Have you ever noticed, out in the real world, that a lot of people hate to make decisions, more so in the workforce, because what if you make the wrong decision? If you never make a decision, then you can't be held accountable, right?
I'm paralyzed by this sometimes when I'm in the depths of a book. What if I make the wrong decision? What if deciding to have the heroine confront the villain in chapter twelve leaves me stranded with no where new to take the story in chapter fifteen, and with another 100 pages still needed to write?
If I'd added another element in chapter three would I have increased the tension in chapter ten?
There's an element of humility and ego to most writers. Ego in the sense that if we didn't believe we could create a cool, interesting world populated by involving characters, then we would never start writing, but at the other end, most writers question everything they put on paper, almost from the first word.
Because a wrong decision could have me completely re-writing the second half of the book, I think pretty carefully about how I set up my books and whether or not each decision has dramatic consequences, but it never feels like enough.
Does anyone else have this problem. Can anyone write a draft without having their internal editor nagging at them all the time?
9 comments:
Nope. No can do. Well, not without a lot of internal cheerleading. I try really hard these days to just get that first draft done and then start fixing stuff. Sometimes it works great. Sometimes I cut 25,000 words out of a manuscript and rewrite a buttload of scenes from other characters' POVs. It's a crap shoot.
That said, trying to decide what to have for lunch can paralyze me.
This is definitely something I struggle with. I listened to a speaker who was a creative coach once and he was basically saying that every sentence, every word, is a decision and decisions cause stress...
Sometimes I can just let it go, trusting that I can fix anything in revisions, sometimes I can't.
But it is true that anything can be fixed.
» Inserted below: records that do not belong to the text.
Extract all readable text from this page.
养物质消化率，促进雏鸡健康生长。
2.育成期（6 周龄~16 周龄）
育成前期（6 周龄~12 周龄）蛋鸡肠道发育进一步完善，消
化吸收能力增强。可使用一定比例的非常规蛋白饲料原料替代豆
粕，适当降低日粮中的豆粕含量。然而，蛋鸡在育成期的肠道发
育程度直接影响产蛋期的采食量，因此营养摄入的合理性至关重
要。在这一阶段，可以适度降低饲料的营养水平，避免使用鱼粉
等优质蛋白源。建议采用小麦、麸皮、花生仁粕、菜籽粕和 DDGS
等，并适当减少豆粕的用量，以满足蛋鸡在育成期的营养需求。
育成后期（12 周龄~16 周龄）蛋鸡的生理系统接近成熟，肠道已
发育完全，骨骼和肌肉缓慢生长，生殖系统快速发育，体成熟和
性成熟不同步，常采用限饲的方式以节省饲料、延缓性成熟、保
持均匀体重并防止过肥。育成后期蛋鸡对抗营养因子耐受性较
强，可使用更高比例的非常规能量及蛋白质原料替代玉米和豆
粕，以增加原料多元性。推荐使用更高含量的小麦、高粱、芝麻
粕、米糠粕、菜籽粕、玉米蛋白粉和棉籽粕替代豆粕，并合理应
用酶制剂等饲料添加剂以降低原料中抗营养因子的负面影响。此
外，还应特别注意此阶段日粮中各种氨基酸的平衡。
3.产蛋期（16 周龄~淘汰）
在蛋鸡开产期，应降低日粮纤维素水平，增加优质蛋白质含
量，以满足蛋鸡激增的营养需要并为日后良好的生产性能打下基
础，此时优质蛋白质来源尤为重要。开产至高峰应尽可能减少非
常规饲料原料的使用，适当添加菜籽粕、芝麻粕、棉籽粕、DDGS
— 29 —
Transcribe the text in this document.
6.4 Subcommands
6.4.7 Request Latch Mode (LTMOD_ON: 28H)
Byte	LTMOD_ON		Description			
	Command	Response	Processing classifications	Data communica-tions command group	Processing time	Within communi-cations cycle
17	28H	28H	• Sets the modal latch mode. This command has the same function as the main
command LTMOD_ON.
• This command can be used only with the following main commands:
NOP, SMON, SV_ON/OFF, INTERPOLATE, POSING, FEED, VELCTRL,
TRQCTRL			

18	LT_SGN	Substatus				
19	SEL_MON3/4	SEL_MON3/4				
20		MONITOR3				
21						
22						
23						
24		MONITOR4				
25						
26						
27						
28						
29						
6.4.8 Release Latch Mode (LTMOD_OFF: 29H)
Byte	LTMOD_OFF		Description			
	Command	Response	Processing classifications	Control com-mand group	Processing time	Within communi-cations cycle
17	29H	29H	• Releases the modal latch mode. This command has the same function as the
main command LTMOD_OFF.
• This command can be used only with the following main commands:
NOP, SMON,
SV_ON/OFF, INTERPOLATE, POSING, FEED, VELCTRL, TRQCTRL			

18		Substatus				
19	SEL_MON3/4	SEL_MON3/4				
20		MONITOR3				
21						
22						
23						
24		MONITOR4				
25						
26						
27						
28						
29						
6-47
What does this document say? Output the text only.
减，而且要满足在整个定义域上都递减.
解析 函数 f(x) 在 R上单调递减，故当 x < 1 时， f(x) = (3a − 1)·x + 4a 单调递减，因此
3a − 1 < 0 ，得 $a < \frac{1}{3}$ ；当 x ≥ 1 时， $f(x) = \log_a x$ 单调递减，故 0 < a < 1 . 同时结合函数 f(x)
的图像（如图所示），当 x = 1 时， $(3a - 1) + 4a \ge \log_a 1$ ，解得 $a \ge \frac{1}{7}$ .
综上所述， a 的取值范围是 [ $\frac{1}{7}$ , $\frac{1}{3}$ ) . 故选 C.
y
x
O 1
No decision is final.
"No decision is final..."
See that right there is what I love about writing. I'm completely decesive in my day job. I'm constantly taking in information and making quick and I hope good decisions.
Writing let's me "re-do" bad ones. Writing lets me fix what I got wrong.
It's hard I know - but when getting that story out I really don't think you can question too hard. You just have to go with it.
But then you always have the luxury of looking at that decision you made and with hind sight going back and making a better one.
You just hope it doesn't cost you 25000 words like it does for Eileen!
Anything can be fixed, but I'm so lazy that I don't want to do extra work, and just get it right the first time..
I'm lazy and whiny
Yeah but what's "right". The story is the story. If you're moving along and the heroine runs into the killer in ch10 - I really do think you're doing it for a reason. And you're going to have enough to get you through to 15 and beyond... because the story is there somewhere in your head. All the work we do about plotting is really just fleshing out the idea that's already there... no?
Or... you can write yourself into a wall. Yep. Happens to me all the time.
On my book that's due in 2 weeks, I had no freakin' idea what the black moment was gonna be. Thanks to a friend, I do now, and I have to go back and seed little bits of info so it doesn't come out of nowhere.
I have a short attention span, so I often have to write scenes in bits and pieces. Also, I've got scenes I keep pushing ahead, because I have to write them, but I'm not sure where they fit. I'll have to decide that later.
see there is where it pays to be stupid like me...I don't worry so much about this stuff. I worry about it I suppose more in the brainstorming stage, but again, I'm dumb and the first idea that feels right is what I go with. And if in chapter 10 I suddenly think someone should die and it makes my book better, I never second guess that stuff - it's a gift and my job is to try and make it work. But again, my simple simple mind doesn't do much questioning.
I'm also beginning to think that "saving" something for later on in the arc or plot makes for droopy middle stuff...use it and something better will probably come later.
I'm way more decisive in writing than anywhere else in my life - considering that my life only consists of writing and raising kids - i save all my self-doubt for raising kids...
LOL, Molly. I wish I could put all my indecisiveness in one basket.
Steph, I like the idea of fleshing out the idea that's already there. I'm wandering in proposal land at the moment and have a few things figured out, but something very important is eluding me (the bad guy's actual motivation). I know what he's doing, I'm just not entirely sure why and how. It's just a fleshing out!
Eileen - I'm in the same boat. I'm working on a second proposal idea and I know all these things except 1 very importnt thing... who the bad guy is.
And it's hard because this is for Superromance and sometimes there are no bad guys... there is just all this STUFF that happens between two people.
But I can't get over the idea that I can write a book without an actual villian.
So I'm just going to wait for him to come.... from somewhere.